For the John Templeton Foundation, I wrote about the groundbreaking capture of a black hole’s shadow.
Scientists unveiled the first-ever image captured of a black hole on April 10, a landmark achievement that was supported in part by a $7.2 million grant from the John Templeton Foundation. The image, which shows the light-ringed dark shadow of the black hole at the center of Messier 87 (M87), a massive galaxy in the Virgo star cluster, was captured using the Event Horizon Telescope (EHT), an array of seven observatories around the globe linked to create an earth-sized super-telescope.
Until this morning, all images of black holes were illustrations based on simulations and artistic interpretations of astrophysicists’ predictions.

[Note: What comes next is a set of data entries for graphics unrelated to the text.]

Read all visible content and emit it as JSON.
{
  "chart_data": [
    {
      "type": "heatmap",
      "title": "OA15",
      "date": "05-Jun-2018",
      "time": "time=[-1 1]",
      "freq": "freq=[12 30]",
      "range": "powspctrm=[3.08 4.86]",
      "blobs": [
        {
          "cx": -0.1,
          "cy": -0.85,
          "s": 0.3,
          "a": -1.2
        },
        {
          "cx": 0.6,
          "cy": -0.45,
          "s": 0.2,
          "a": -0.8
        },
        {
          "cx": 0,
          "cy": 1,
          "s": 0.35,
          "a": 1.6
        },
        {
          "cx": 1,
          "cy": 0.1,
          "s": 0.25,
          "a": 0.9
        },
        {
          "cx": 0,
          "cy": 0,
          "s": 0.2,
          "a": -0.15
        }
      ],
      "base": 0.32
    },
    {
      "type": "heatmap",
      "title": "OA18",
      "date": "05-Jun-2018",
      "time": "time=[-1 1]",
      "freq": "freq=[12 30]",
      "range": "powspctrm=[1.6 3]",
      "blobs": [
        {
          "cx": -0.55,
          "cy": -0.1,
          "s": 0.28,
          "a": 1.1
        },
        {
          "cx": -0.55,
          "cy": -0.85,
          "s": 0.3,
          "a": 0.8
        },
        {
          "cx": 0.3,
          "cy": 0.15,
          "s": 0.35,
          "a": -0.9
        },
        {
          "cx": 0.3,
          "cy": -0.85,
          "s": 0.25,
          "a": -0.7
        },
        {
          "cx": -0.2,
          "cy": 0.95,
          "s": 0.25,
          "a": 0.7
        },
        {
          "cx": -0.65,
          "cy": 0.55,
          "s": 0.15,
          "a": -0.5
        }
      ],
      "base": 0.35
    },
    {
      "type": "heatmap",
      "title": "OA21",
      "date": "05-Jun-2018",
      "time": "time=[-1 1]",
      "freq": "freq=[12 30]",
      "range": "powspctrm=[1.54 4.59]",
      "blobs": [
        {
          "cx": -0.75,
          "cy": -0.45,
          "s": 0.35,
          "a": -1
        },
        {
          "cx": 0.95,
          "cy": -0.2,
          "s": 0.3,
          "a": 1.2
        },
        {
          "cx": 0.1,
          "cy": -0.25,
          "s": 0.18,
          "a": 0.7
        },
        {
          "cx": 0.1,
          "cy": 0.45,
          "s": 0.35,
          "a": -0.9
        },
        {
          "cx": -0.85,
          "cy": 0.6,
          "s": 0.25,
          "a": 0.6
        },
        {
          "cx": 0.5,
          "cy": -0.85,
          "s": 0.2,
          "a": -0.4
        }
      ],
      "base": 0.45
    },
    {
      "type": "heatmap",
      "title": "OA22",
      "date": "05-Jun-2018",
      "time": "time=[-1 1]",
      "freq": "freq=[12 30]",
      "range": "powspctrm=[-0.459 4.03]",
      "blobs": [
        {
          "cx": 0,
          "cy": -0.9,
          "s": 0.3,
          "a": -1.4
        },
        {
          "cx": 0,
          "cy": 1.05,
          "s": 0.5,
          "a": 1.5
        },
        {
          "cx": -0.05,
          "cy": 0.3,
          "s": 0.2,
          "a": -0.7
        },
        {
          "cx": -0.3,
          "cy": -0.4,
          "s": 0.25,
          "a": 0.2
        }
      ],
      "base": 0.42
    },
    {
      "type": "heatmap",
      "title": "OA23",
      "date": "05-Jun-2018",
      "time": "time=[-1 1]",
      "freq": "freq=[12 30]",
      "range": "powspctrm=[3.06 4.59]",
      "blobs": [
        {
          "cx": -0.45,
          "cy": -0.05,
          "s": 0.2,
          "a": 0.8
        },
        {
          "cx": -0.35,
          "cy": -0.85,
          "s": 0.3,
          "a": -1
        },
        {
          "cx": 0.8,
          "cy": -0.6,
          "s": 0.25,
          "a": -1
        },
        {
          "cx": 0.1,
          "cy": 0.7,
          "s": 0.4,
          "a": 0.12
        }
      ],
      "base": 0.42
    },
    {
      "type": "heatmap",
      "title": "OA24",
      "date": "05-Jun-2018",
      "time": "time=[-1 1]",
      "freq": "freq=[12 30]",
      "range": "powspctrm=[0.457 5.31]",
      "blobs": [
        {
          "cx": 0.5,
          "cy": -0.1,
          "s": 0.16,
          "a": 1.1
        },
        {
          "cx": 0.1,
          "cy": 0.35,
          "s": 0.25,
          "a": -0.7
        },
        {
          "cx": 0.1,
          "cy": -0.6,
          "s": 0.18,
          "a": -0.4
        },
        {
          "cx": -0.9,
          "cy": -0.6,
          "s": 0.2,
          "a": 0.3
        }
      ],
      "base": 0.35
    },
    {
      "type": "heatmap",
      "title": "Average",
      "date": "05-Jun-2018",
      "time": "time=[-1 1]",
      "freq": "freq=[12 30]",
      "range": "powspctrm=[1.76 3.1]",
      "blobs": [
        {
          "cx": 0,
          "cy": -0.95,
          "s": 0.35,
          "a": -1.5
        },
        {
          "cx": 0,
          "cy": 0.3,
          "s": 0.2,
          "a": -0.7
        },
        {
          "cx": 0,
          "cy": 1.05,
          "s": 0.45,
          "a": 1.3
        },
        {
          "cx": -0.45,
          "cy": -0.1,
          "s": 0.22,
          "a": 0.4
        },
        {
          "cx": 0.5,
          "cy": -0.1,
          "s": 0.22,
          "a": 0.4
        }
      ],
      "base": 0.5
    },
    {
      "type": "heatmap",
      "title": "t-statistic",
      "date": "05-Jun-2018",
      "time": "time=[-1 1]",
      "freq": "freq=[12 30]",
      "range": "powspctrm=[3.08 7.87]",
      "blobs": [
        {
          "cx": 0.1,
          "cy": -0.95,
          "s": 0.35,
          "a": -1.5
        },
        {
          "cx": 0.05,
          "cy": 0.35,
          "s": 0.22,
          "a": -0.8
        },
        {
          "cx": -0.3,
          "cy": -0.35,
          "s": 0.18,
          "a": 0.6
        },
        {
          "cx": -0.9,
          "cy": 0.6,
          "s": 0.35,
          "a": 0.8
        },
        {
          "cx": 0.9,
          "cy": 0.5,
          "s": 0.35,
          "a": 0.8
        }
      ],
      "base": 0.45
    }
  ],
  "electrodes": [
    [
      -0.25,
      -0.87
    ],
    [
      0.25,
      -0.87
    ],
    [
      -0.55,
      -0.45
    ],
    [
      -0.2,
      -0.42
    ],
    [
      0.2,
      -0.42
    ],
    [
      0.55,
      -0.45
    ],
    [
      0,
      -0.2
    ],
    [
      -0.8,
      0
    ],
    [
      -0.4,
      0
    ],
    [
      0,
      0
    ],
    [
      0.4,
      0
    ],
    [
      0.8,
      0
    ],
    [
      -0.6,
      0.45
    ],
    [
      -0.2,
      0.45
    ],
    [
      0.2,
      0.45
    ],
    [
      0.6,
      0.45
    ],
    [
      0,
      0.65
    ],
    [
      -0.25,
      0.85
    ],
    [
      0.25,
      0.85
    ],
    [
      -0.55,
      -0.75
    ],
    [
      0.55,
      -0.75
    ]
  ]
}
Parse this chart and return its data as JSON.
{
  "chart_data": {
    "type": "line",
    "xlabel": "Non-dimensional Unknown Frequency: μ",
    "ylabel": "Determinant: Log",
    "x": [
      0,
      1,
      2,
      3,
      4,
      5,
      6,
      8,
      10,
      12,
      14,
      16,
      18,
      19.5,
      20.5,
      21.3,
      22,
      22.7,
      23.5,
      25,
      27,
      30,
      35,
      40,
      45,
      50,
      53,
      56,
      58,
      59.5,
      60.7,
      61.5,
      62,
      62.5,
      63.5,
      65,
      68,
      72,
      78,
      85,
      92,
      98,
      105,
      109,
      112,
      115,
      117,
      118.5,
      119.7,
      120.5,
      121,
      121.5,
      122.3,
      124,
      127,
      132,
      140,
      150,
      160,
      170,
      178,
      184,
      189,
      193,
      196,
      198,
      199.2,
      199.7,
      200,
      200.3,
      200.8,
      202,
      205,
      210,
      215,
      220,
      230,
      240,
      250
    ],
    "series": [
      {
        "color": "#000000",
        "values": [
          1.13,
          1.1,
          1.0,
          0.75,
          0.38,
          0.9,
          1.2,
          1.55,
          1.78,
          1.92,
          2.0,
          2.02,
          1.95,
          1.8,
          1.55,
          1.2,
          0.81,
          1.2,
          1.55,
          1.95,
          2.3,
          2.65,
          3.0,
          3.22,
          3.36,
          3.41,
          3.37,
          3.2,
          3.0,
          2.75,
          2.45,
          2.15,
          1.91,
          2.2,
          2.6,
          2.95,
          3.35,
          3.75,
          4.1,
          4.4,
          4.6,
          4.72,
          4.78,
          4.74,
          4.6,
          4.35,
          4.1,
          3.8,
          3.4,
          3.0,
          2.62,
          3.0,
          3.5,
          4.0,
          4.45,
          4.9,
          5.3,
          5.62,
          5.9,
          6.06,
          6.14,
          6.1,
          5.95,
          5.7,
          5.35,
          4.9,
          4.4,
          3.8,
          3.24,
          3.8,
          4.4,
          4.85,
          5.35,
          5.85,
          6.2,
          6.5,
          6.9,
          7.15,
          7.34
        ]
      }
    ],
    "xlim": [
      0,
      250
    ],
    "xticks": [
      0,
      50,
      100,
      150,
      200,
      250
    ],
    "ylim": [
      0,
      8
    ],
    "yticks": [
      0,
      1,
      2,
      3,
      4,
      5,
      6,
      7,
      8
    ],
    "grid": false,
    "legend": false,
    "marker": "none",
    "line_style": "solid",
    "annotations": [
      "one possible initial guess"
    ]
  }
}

EHT director Sheperd Doeleman, who also heads Harvard’s Black Hole Initiative, revealed the image of M87’s black hole to a gathered crowd of scientists and members of the press. The image he presented was a near-perfect match for what the simulations had predicted. It showed a ring of light bulging at one side, the result of superheated gas swirling around the black hole’s event horizon — the point at which its gravity is so strong that nothing, including light, can escape. “We now know that a black hole that weighs 6.5 billion times what our sun does exists at the center of M87,” Doeleman said. “This is the strongest evidence we have to date for the existence of black holes.”